The sequential decline in profits is more pronounced as its main jewellery business witnessed a decline of 4 percent in Q4FY22 due to high base and the impact of lockdown. The sudden spurt in gold prices in March due to geo-political crisis also negatively impacted the performance of jewellery business during the quarter.
Brokerage firm Kotak Institutional Equities forecasts a PAT of Rs 771 crore for the quarter at a YoY growth of 46 percent. On a sequential basis, it sees the PAT declining by 22 percent.
Emkay Research is sceptical about the performance during the quarter as it expects only a 9.4 percent year on year growth in PAT to Rs 579 crore. This works out to a sequential decline of 41 percent.
Revenues
The revenues for the Tata group company for the quarter are expected to decline 2.8 percent on-year to Rs 6,935 crore as against Rs 7,135 crore recorded in the previous corresponding quarter, the CNBC-TV18 poll suggests. On a sequential basis, the revenues are plummeting by 27 percent compared to Rs 9,515 crore last quarter.

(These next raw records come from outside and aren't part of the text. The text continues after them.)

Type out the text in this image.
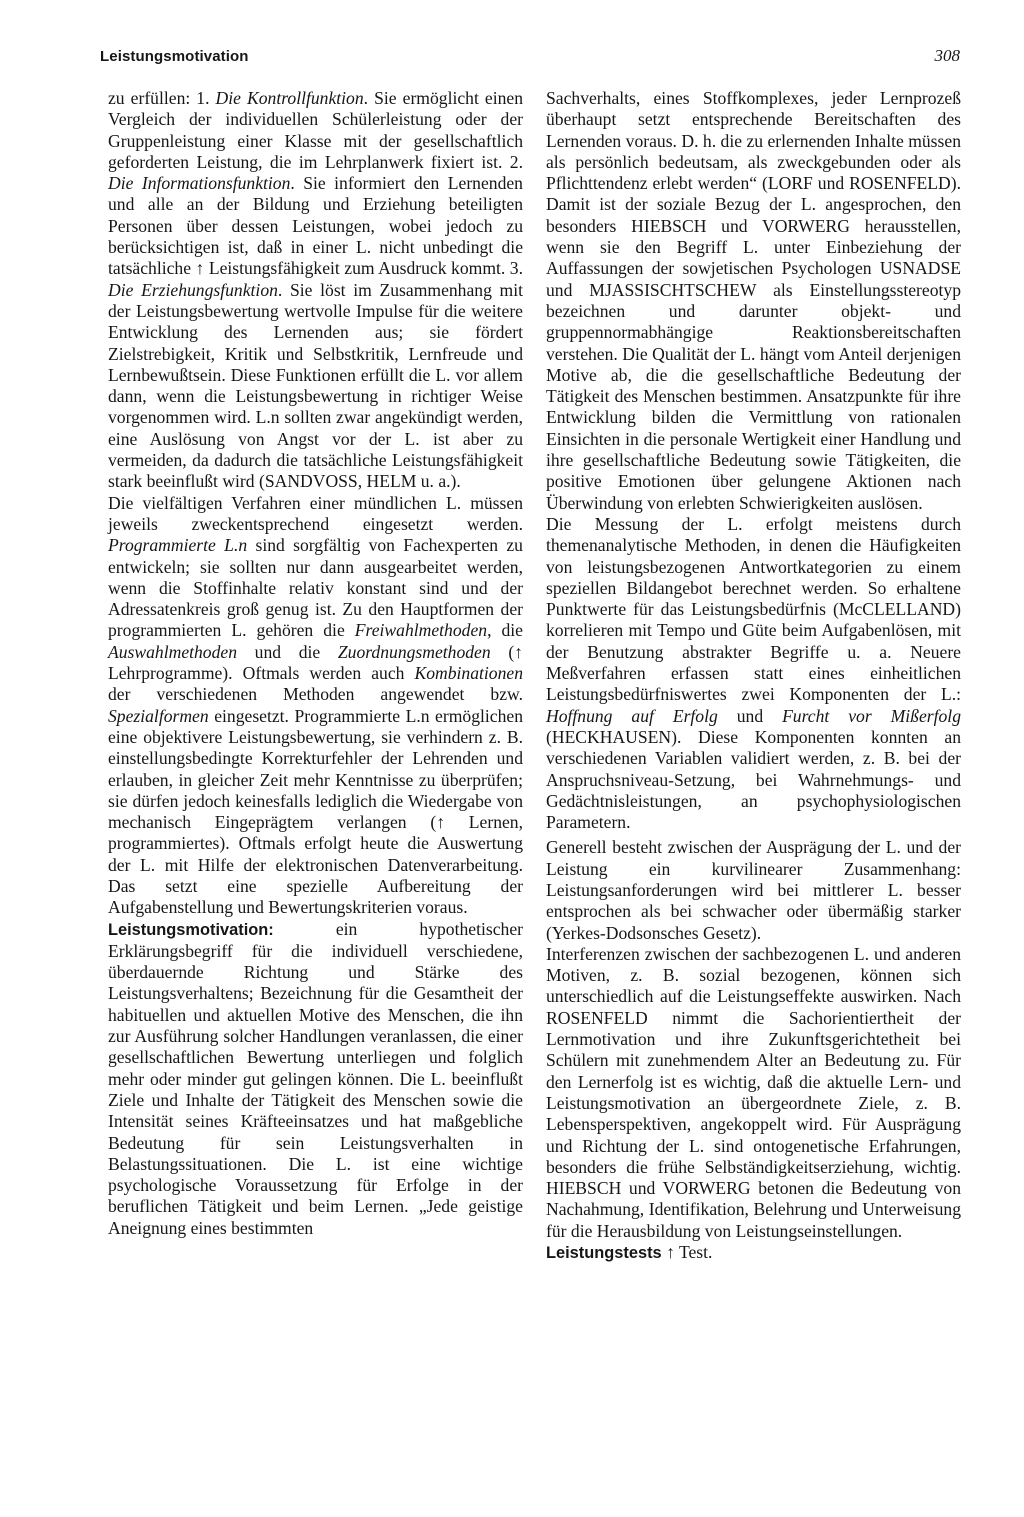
Leistungsmotivation	308

zu erfüllen: 1. Die Kontrollfunktion. Sie ermöglicht einen Vergleich der individuellen Schülerleistung oder der Gruppenleistung einer Klasse mit der gesellschaftlich geforderten Leistung, die im Lehrplanwerk fixiert ist. 2. Die Informationsfunktion. Sie informiert den Lernenden und alle an der Bildung und Erziehung beteiligten Personen über dessen Leistungen, wobei jedoch zu berücksichtigen ist, daß in einer L. nicht unbedingt die tatsächliche ↑ Leistungsfähigkeit zum Ausdruck kommt. 3. Die Erziehungsfunktion. Sie löst im Zusammenhang mit der Leistungsbewertung wertvolle Impulse für die weitere Entwicklung des Lernenden aus; sie fördert Zielstrebigkeit, Kritik und Selbstkritik, Lernfreude und Lernbewußtsein. Diese Funktionen erfüllt die L. vor allem dann, wenn die Leistungsbewertung in richtiger Weise vorgenommen wird. L.n sollten zwar angekündigt werden, eine Auslösung von Angst vor der L. ist aber zu vermeiden, da dadurch die tatsächliche Leistungsfähigkeit stark beeinflußt wird (SANDVOSS, HELM u. a.).

Die vielfältigen Verfahren einer mündlichen L. müssen jeweils zweckentsprechend eingesetzt werden. Programmierte L.n sind sorgfältig von Fachexperten zu entwickeln; sie sollten nur dann ausgearbeitet werden, wenn die Stoffinhalte relativ konstant sind und der Adressatenkreis groß genug ist. Zu den Hauptformen der programmierten L. gehören die Freiwahlmethoden, die Auswahlmethoden und die Zuordnungsmethoden (↑ Lehrprogramme). Oftmals werden auch Kombinationen der verschiedenen Methoden angewendet bzw. Spezialformen eingesetzt. Programmierte L.n ermöglichen eine objektivere Leistungsbewertung, sie verhindern z. B. einstellungsbedingte Korrekturfehler der Lehrenden und erlauben, in gleicher Zeit mehr Kenntnisse zu überprüfen; sie dürfen jedoch keinesfalls lediglich die Wiedergabe von mechanisch Eingeprägtem verlangen (↑ Lernen, programmiertes). Oftmals erfolgt heute die Auswertung der L. mit Hilfe der elektronischen Datenverarbeitung. Das setzt eine spezielle Aufbereitung der Aufgabenstellung und Bewertungskriterien voraus.

Leistungsmotivation: ein hypothetischer Erklärungsbegriff für die individuell verschiedene, überdauernde Richtung und Stärke des Leistungsverhaltens; Bezeichnung für die Gesamtheit der habituellen und aktuellen Motive des Menschen, die ihn zur Ausführung solcher Handlungen veranlassen, die einer gesellschaftlichen Bewertung unterliegen und folglich mehr oder minder gut gelingen können. Die L. beeinflußt Ziele und Inhalte der Tätigkeit des Menschen sowie die Intensität seines Kräfteeinsatzes und hat maßgebliche Bedeutung für sein Leistungsverhalten in Belastungssituationen. Die L. ist eine wichtige psychologische Voraussetzung für Erfolge in der beruflichen Tätigkeit und beim Lernen. „Jede geistige Aneignung eines bestimmten

Sachverhalts, eines Stoffkomplexes, jeder Lernprozeß überhaupt setzt entsprechende Bereitschaften des Lernenden voraus. D. h. die zu erlernenden Inhalte müssen als persönlich bedeutsam, als zweckgebunden oder als Pflichttendenz erlebt werden“ (LORF und ROSENFELD). Damit ist der soziale Bezug der L. angesprochen, den besonders HIEBSCH und VORWERG herausstellen, wenn sie den Begriff L. unter Einbeziehung der Auffassungen der sowjetischen Psychologen USNADSE und MJASSISCHTSCHEW als Einstellungsstereotyp bezeichnen und darunter objekt- und gruppennormabhängige Reaktionsbereitschaften verstehen. Die Qualität der L. hängt vom Anteil derjenigen Motive ab, die die gesellschaftliche Bedeutung der Tätigkeit des Menschen bestimmen. Ansatzpunkte für ihre Entwicklung bilden die Vermittlung von rationalen Einsichten in die personale Wertigkeit einer Handlung und ihre gesellschaftliche Bedeutung sowie Tätigkeiten, die positive Emotionen über gelungene Aktionen nach Überwindung von erlebten Schwierigkeiten auslösen.

Die Messung der L. erfolgt meistens durch themenanalytische Methoden, in denen die Häufigkeiten von leistungsbezogenen Antwortkategorien zu einem speziellen Bildangebot berechnet werden. So erhaltene Punktwerte für das Leistungsbedürfnis (McCLELLAND) korrelieren mit Tempo und Güte beim Aufgabenlösen, mit der Benutzung abstrakter Begriffe u. a. Neuere Meßverfahren erfassen statt eines einheitlichen Leistungsbedürfniswertes zwei Komponenten der L.: Hoffnung auf Erfolg und Furcht vor Mißerfolg (HECKHAUSEN). Diese Komponenten konnten an verschiedenen Variablen validiert werden, z. B. bei der Anspruchsniveau-Setzung, bei Wahrnehmungs- und Gedächtnisleistungen, an psychophysiologischen Parametern.

Generell besteht zwischen der Ausprägung der L. und der Leistung ein kurvilinearer Zusammenhang: Leistungsanforderungen wird bei mittlerer L. besser entsprochen als bei schwacher oder übermäßig starker (Yerkes-Dodsonsches Gesetz).

Interferenzen zwischen der sachbezogenen L. und anderen Motiven, z. B. sozial bezogenen, können sich unterschiedlich auf die Leistungseffekte auswirken. Nach ROSENFELD nimmt die Sachorientiertheit der Lernmotivation und ihre Zukunftsgerichtetheit bei Schülern mit zunehmendem Alter an Bedeutung zu. Für den Lernerfolg ist es wichtig, daß die aktuelle Lern- und Leistungsmotivation an übergeordnete Ziele, z. B. Lebensperspektiven, angekoppelt wird. Für Ausprägung und Richtung der L. sind ontogenetische Erfahrungen, besonders die frühe Selbständigkeitserziehung, wichtig. HIEBSCH und VORWERG betonen die Bedeutung von Nachahmung, Identifikation, Belehrung und Unterweisung für die Herausbildung von Leistungseinstellungen.

Leistungstests ↑ Test.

Kotak expects the company to post 11 percent on-year growth in revenues to Rs 7,920 crore which is a sequential decline of 17 percent.
“We model 17 percent YoY growth in jewellery segment revenues (+20.6 percent 3-year CAGR) on LFL (like for like) basis (excluding sale of gold ingots/bullion) driven by about 8-9 percent YoY increase in gold price and 20 percent + YoY increase in diamond prices,” a report from Kotak Institutional Equities said. It expects 15.5 percent yoY growth in watches and 34 percent YoY growth in eyewear segment.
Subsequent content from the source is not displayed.